Phylogeny was further identified by building rps3 and gyrA trees following the protocols outlined above for nirK (i.e., pulled sequences using HMMs, aligned in MUSCLE and generated a tree using RAxML). For high-resolution phylogeny of 45 bins, a concatenated ribosomal tree was generated from 16 ribosomal proteins (rpL2, 3, 4, 5, 6, 14, 15, 16, 18, 22, 24, rps3, 8, 10, 17, 19). First, each ribosomal protein sequence was pulled from the bins using the appropriate HMM either derived from AMPHORA2 or TIGRFAM release 15.0 in hmmsearch [25, 34, 45]. Alignments were then performed independently for each sequence using MUSCLE with default parameters [37]. Completed alignments were concatenated using Geneious 9.1.5 and trimmed to remove unaligned ends and portions with 95% gaps or greater [39]. RAxML was then used in order to generate a phylogenetic tree with 100 bootstraps with the same command given above, again visualized in R with ggtree (ggtree, ggtree package v1.6.9) [40, 41].

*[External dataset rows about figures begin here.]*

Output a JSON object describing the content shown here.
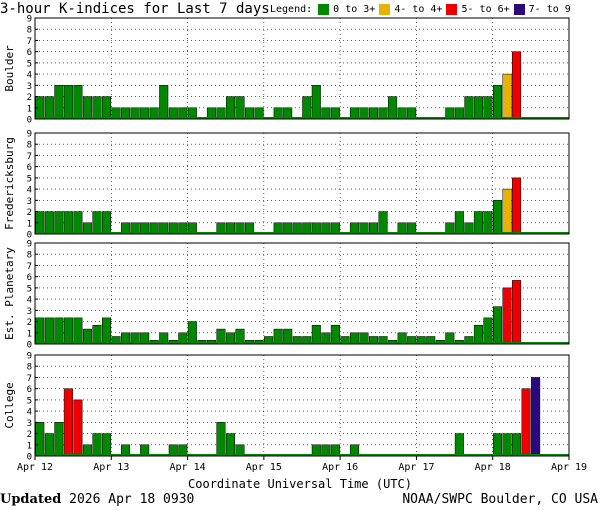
{
  "title": "3-hour K-indices for Last 7 days",
  "legend": {
    "label": "Legend:",
    "items": [
      {
        "label": "0 to 3+",
        "color": "#008800"
      },
      {
        "label": "4- to 4+",
        "color": "#e6b400"
      },
      {
        "label": "5- to 6+",
        "color": "#ee0000"
      },
      {
        "label": "7- to 9",
        "color": "#2a0a7a"
      }
    ]
  },
  "footer": {
    "updated_label": "Updated",
    "updated_value": "2026 Apr 18 0930",
    "credit": "NOAA/SWPC Boulder, CO USA"
  },
  "chart_data": {
    "type": "bar",
    "xlabel": "Coordinate Universal Time (UTC)",
    "x_ticks": [
      "Apr 12",
      "Apr 13",
      "Apr 14",
      "Apr 15",
      "Apr 16",
      "Apr 17",
      "Apr 18",
      "Apr 19"
    ],
    "ylim": [
      0,
      9
    ],
    "y_ticks": [
      "0",
      "1",
      "2",
      "3",
      "4",
      "5",
      "6",
      "7",
      "8",
      "9"
    ],
    "grid": true,
    "bins_per_day": 8,
    "panels": [
      {
        "name": "Boulder",
        "values": [
          2,
          2,
          3,
          3,
          3,
          2,
          2,
          2,
          1,
          1,
          1,
          1,
          1,
          3,
          1,
          1,
          1,
          0,
          1,
          1,
          2,
          2,
          1,
          1,
          0,
          1,
          1,
          0,
          2,
          3,
          1,
          1,
          0,
          1,
          1,
          1,
          1,
          2,
          1,
          1,
          0,
          0,
          0,
          1,
          1,
          2,
          2,
          2,
          3,
          4,
          6,
          0,
          0,
          0,
          0,
          0
        ]
      },
      {
        "name": "Fredericksburg",
        "values": [
          2,
          2,
          2,
          2,
          2,
          1,
          2,
          2,
          0,
          1,
          1,
          1,
          1,
          1,
          1,
          1,
          1,
          0,
          0,
          1,
          1,
          1,
          1,
          0,
          0,
          1,
          1,
          1,
          1,
          1,
          1,
          1,
          0,
          1,
          1,
          1,
          2,
          0,
          1,
          1,
          0,
          0,
          0,
          1,
          2,
          1,
          2,
          2,
          3,
          4,
          5,
          0,
          0,
          0,
          0,
          0
        ]
      },
      {
        "name": "Est. Planetary",
        "values": [
          2.33,
          2.33,
          2.33,
          2.33,
          2.33,
          1.33,
          1.67,
          2.33,
          0.67,
          1,
          1,
          1,
          0.33,
          1,
          0.33,
          1,
          2,
          0.33,
          0.33,
          1.33,
          1,
          1.33,
          0.33,
          0.33,
          0.67,
          1.33,
          1.33,
          0.67,
          0.67,
          1.67,
          1,
          1.67,
          0.67,
          1,
          1,
          0.67,
          0.67,
          0.33,
          1,
          0.67,
          0.67,
          0.67,
          0.33,
          1,
          0.33,
          0.67,
          1.67,
          2.33,
          3.33,
          5,
          5.67,
          0,
          0,
          0,
          0,
          0
        ]
      },
      {
        "name": "College",
        "values": [
          3,
          2,
          3,
          6,
          5,
          1,
          2,
          2,
          0,
          1,
          0,
          1,
          0,
          0,
          1,
          1,
          0,
          0,
          0,
          3,
          2,
          1,
          0,
          0,
          0,
          0,
          0,
          0,
          0,
          1,
          1,
          1,
          0,
          1,
          0,
          0,
          0,
          0,
          0,
          0,
          0,
          0,
          0,
          0,
          2,
          0,
          0,
          0,
          2,
          2,
          2,
          6,
          7,
          0,
          0,
          0
        ]
      }
    ]
  }
}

New phyla were proposed based upon three separate parameters. Firstly, if the 16S rRNA gene sequence was less than 75% similar to previously described sequences and at least two new genomes formed a monophyletic clade within the concatenated ribosomal tree, a new phylum was proposed [6, 46]. However, given high phylogenetic variability within the CPR, if a very obvious monophyletic clade was observed on the concatenated tree, up to roughly 80% similarity was tolerated. Following naming conventions for the CPR, proposed names for the phyla were based upon researchers who have made significant contributions to our understanding of the diversity and physiology of CPR microorganisms [6].
All alignments generated during the phylogenetic analysis (i.e., rps3, gyrA, 16S rRNA, and concatenated ribosomal proteins) can be found in the supplemental information (Additional files 2, 3, 4, and 5).